Technologische Anforderungen und Digitalisierung

Die technologischen Anforderungen an Lohnexperten steigen kontinuierlich. Neben fundiertem Wissen im Steuer- und Sozialversicherungsrecht sind Kenntnisse in modernen Payroll-Softwarelösungen essenziell. Auch die Nutzung von „Predictive Analytics“ (siehe unten), Schnittstellenmanagement und KI-gestützten Payroll-Analysen wird zunehmend wichtiger. Unternehmen erwarten von Payroll-Experten analytische und strategische Kompetenzen, um datenbasierte Entscheidungen zu unterstützen und Payroll-Prozesse effizienter zu gestalten.

Predictive Analytics in der Entgeltabrechnung

Predictive Analytics bezeichnet die vorausschauende Analyse von Abrechnungs- und Personaldaten mithilfe von Algorithmen und künstlicher Intelligenz. Ziel ist es, frühzeitig Muster, Risiken oder Abweichungen zu erkennen, um Fehler zu vermeiden und bessere Entscheidungen zu treffen. In der Entgeltabrechnung können auf diese Weise mögliche Abrechnungsfehler, auffällige Lohnabweichungen oder fehlerhafte Sozialversicherungsmeldungen automatisch identifiziert werden, bevor sie passieren. 

Auch zukünftige Personalkosten, Überstunden oder Krankheitsausfälle lassen sich auf Basis historischer Daten zuverlässig prognostizieren. Predictive Analytics hilft dabei, die Einhaltung gesetzlicher Vorgaben zu sichern, Prozesse zu optimieren und die Payroll strategisch zu steuern. Aus einem reinen Abrechnungsprozess wird so ein wertvolles Frühwarn- und Planungsinstrument.
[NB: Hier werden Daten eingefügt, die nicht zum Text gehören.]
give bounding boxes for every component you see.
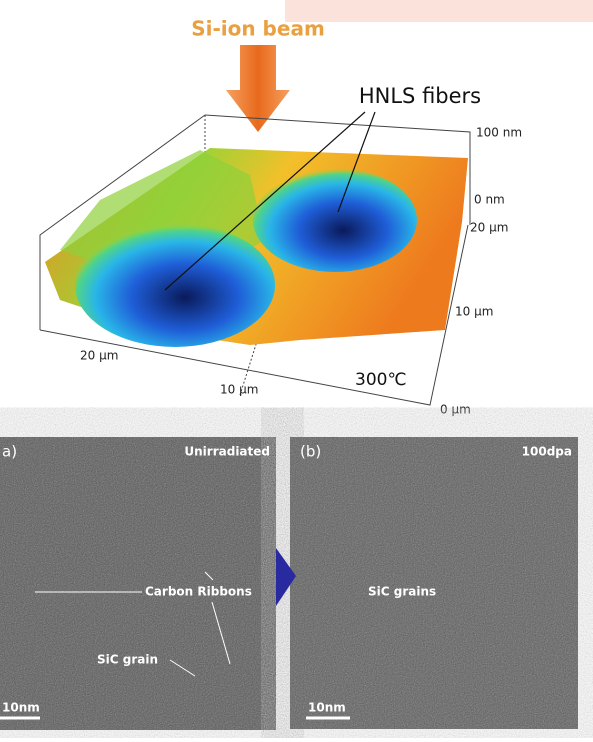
annotation: Carbon Ribbons — [145, 585, 252, 599]
figure: Si-ion beam HNLS fibers 100 nm 0 nm 20 μ… — [0, 0, 593, 738]
tem-texture — [290, 437, 578, 729]
condition: 100dpa — [522, 445, 572, 459]
fiber-pit — [75, 223, 275, 347]
fiber-label: HNLS fibers — [359, 84, 481, 108]
y-tick-label: 20 μm — [470, 221, 508, 235]
scale-label: 10nm — [308, 701, 346, 715]
header-band — [285, 0, 593, 22]
y-tick-label: 10 μm — [455, 305, 493, 319]
z-tick-label: 100 nm — [476, 126, 522, 140]
beam-arrow — [226, 45, 290, 132]
panel-label: a) — [2, 443, 17, 461]
fiber-pit — [253, 168, 417, 272]
condition: Unirradiated — [184, 445, 270, 459]
tem-texture — [0, 437, 276, 730]
x-tick-label: 10 μm — [220, 383, 258, 397]
temperature: 300℃ — [355, 370, 407, 390]
y-tick-label: 0 μm — [440, 403, 471, 417]
x-tick-label: 20 μm — [80, 349, 118, 363]
annotation: SiC grains — [368, 585, 436, 599]
annotation: SiC grain — [97, 653, 158, 667]
z-tick-label: 0 nm — [474, 193, 505, 207]
scale-label: 10nm — [2, 701, 40, 715]
beam-label: Si-ion beam — [191, 17, 325, 41]
page: {"surface_plot": {"beam_label": "Si-ion … — [0, 0, 593, 738]
panel-label: (b) — [300, 443, 321, 461]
Change Management und Weiterbildung

Zudem spielt das Change Management eine entscheidende Rolle, denn HR-Teams und Beschäftigte in der Entgeltabrechnung müssen auf neue Technologien vorbereitet und entsprechend geschult werden. Die Payroll-Cracks von morgen sollen nicht nur die Digitalisierung vorantreiben, sondern auch als Multiplikatoren für das notwendige Wissen innerhalb der Organisation auftreten. Durch kontinuierliche Weiterbildung und Anpassung an neue gesetzliche Vorgaben können sie ihre strategische Rolle weiter ausbauen.

Fazit

Durch den tiefgreifenden Wandel in der Branche wird die Fachkraft für Entgeltabrechnung eine zentrale Position in Unternehmen einnehmen. Sie wird weniger Zeit mit manuellen Lohnabrechnungen verbringen und stattdessen die Transformation der Payroll strategisch begleiten. Die Kombination aus technologischem Know-how, rechtlicher Expertise und beratender Funktion macht sie zu einem unverzichtbaren Akteur in der modernen Arbeitswelt. Wer sich frühzeitig auf Automatisierung und strategische Beratung spezialisiert, wird gefragter sein denn je.